Bevor mit Qigong Übungen begonnen wird ist es sinnvoll sich zuerst darauf einzustimmen um gute Effekte zu erreichen und einen Wechsel zu der davor ausgeübten Tätigkeit zu vollziehen. Mit ein paar angeleiteten Lockerungs- und Aufwärmübungen können Anfänger und Fortgeschrittene im Qigong sich meiner Erfahrung nach recht gut vorbereiten. Schließlich soll die ganze Aufmerksamkeit den Übungen gewidmet sein.

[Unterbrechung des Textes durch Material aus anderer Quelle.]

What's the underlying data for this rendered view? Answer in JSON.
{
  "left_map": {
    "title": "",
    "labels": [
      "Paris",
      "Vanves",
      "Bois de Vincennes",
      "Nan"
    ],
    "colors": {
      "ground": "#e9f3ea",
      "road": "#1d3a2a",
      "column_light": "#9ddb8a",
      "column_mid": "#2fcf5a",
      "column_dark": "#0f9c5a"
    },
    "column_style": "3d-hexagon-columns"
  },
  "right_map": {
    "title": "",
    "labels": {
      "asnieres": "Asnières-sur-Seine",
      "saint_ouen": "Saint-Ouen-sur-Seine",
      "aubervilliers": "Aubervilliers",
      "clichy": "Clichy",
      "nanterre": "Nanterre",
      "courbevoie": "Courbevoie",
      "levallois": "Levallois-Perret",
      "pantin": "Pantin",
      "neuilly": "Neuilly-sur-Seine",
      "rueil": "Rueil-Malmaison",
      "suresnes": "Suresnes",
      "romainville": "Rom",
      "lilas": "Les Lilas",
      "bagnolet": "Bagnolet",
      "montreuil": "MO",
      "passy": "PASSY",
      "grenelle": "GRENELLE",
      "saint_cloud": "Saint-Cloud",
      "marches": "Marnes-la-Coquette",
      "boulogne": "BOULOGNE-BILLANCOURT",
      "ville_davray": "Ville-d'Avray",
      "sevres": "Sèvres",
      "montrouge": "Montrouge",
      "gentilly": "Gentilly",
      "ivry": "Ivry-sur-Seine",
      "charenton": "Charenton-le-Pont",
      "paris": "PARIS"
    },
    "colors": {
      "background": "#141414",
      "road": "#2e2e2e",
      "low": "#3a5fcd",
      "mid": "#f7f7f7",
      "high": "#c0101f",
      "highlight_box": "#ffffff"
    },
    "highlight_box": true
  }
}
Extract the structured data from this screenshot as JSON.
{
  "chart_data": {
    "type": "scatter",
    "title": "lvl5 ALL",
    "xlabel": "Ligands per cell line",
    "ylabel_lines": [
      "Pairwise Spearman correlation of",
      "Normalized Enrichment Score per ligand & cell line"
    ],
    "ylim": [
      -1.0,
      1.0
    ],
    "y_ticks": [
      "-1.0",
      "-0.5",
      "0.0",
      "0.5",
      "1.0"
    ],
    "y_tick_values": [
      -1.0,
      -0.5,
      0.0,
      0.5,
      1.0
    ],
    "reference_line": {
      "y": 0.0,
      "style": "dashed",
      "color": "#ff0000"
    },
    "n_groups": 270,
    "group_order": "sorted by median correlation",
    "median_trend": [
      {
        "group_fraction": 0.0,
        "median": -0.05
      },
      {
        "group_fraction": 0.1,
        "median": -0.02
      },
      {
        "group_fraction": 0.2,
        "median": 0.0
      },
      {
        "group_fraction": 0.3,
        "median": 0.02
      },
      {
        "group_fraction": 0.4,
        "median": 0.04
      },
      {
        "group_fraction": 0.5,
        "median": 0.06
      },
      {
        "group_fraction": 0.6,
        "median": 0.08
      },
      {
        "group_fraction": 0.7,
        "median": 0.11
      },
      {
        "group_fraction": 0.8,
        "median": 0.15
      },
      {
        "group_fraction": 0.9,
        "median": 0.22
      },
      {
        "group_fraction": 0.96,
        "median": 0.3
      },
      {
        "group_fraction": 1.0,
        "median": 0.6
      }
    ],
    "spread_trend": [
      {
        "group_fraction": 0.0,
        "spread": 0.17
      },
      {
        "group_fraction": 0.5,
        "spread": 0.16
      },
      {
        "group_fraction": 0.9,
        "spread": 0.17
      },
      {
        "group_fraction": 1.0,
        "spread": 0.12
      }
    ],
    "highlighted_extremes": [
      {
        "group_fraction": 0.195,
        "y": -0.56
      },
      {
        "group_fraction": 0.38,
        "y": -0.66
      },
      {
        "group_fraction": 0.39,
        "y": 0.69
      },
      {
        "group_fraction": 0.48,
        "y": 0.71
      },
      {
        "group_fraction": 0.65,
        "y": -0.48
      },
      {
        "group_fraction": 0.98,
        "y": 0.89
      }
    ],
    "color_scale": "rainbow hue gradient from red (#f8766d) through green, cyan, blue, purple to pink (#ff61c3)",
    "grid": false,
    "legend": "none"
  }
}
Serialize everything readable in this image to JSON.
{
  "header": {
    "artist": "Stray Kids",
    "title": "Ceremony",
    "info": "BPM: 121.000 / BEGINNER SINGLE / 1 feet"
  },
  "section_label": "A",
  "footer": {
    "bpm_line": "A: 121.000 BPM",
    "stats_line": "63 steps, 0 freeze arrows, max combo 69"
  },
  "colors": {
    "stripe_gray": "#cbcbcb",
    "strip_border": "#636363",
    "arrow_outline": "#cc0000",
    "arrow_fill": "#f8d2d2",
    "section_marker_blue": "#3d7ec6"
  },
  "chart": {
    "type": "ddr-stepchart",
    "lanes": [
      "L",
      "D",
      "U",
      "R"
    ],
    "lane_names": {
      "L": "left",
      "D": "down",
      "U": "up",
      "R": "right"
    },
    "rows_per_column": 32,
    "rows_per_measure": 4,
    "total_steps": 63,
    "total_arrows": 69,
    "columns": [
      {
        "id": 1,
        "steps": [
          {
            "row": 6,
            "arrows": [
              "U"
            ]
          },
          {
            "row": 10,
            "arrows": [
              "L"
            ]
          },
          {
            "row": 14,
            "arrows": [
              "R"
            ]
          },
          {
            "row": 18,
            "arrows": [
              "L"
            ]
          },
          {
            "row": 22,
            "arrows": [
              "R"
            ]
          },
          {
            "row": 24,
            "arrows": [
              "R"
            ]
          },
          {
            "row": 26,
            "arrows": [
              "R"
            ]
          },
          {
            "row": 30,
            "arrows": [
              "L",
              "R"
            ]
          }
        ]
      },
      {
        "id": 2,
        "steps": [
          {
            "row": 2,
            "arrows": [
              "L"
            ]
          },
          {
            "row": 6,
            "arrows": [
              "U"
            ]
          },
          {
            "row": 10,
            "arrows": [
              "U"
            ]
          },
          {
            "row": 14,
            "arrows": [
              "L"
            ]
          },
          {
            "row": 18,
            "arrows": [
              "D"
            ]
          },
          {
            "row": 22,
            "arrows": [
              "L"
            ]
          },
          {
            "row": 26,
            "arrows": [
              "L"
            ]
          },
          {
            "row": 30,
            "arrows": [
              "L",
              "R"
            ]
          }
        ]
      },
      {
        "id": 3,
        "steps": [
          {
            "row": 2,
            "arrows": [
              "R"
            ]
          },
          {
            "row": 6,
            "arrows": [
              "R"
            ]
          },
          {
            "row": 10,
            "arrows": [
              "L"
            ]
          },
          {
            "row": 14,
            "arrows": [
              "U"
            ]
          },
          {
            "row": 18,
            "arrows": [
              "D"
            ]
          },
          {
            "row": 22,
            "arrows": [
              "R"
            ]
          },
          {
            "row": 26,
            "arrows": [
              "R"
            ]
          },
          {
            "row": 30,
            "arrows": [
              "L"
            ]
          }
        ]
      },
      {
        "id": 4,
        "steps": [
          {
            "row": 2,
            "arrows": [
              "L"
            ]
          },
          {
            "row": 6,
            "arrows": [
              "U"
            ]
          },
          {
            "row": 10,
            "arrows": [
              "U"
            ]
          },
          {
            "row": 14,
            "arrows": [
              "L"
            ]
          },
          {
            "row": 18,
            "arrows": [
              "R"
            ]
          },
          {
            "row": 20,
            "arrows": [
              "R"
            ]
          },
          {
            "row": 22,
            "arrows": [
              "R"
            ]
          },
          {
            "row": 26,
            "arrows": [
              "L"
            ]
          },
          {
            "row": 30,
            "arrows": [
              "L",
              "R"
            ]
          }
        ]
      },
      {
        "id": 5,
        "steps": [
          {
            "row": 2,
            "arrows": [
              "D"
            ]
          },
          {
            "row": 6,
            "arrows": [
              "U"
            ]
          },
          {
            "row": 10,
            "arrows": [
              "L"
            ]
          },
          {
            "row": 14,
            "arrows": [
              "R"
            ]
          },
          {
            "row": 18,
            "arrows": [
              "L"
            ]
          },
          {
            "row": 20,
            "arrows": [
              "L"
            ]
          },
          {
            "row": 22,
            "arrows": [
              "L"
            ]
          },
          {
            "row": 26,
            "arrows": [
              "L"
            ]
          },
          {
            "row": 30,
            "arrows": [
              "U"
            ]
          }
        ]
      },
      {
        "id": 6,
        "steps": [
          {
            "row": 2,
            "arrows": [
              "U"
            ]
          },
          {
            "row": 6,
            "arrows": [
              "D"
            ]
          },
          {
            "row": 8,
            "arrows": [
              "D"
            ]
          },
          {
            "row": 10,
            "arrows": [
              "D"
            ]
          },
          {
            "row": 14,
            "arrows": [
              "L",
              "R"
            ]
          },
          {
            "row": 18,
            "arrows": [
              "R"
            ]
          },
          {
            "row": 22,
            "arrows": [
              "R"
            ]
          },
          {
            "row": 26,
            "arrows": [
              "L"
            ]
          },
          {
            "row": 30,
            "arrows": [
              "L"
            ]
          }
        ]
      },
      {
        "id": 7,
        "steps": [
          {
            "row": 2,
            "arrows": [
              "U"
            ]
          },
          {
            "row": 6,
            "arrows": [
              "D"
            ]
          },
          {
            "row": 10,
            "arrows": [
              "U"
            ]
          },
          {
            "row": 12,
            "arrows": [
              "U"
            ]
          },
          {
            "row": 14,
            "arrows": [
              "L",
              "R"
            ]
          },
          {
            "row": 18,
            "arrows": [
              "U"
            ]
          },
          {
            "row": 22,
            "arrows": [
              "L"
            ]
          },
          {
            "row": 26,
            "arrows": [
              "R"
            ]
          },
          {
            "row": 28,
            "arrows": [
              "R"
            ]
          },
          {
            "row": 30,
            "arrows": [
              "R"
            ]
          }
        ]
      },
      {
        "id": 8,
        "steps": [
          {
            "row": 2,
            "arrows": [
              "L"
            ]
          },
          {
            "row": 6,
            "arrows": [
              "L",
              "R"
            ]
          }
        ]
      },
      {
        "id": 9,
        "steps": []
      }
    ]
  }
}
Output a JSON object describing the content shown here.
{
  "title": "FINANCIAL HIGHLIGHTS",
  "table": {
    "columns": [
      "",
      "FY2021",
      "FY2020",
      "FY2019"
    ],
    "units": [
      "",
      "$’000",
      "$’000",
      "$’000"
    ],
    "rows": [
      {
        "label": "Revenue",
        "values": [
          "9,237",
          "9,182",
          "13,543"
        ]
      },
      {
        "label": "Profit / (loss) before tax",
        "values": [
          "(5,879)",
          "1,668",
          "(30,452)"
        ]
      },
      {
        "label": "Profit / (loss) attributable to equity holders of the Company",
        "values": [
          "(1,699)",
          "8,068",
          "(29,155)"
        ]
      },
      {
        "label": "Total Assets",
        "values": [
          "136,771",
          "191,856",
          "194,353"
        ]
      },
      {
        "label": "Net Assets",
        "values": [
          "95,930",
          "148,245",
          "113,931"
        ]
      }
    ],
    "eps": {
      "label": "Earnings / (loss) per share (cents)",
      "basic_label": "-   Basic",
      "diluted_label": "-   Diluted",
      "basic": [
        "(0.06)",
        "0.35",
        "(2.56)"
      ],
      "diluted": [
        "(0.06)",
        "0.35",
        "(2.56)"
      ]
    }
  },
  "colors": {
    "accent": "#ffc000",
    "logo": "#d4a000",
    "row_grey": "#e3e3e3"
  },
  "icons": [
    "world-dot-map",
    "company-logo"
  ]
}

Alle reden von Achtsamkeit
Auf der Suche nach einer kurzen Umschreibung dieser Einstimmung habe ich den Begriff „Entspannte Aufmerksamkeit“ gewählt. Andere Qigong Praktizierende sprechen in diesem Zusammenhang manchmal von einem Qigong-Zustand. Da dieser Begriff je nach Zugang zum Qigong etwas anders interpretiert wird, halte ich es für zielführender einen neutralen Begriff, wie den der Entspannten Aufmerksamkeit zu verwenden. Bis zu einem gewissen Grad können die Anweisungen zur Entspannten Aufmerksamkeit auch für das Taiji Quan angewendet werden.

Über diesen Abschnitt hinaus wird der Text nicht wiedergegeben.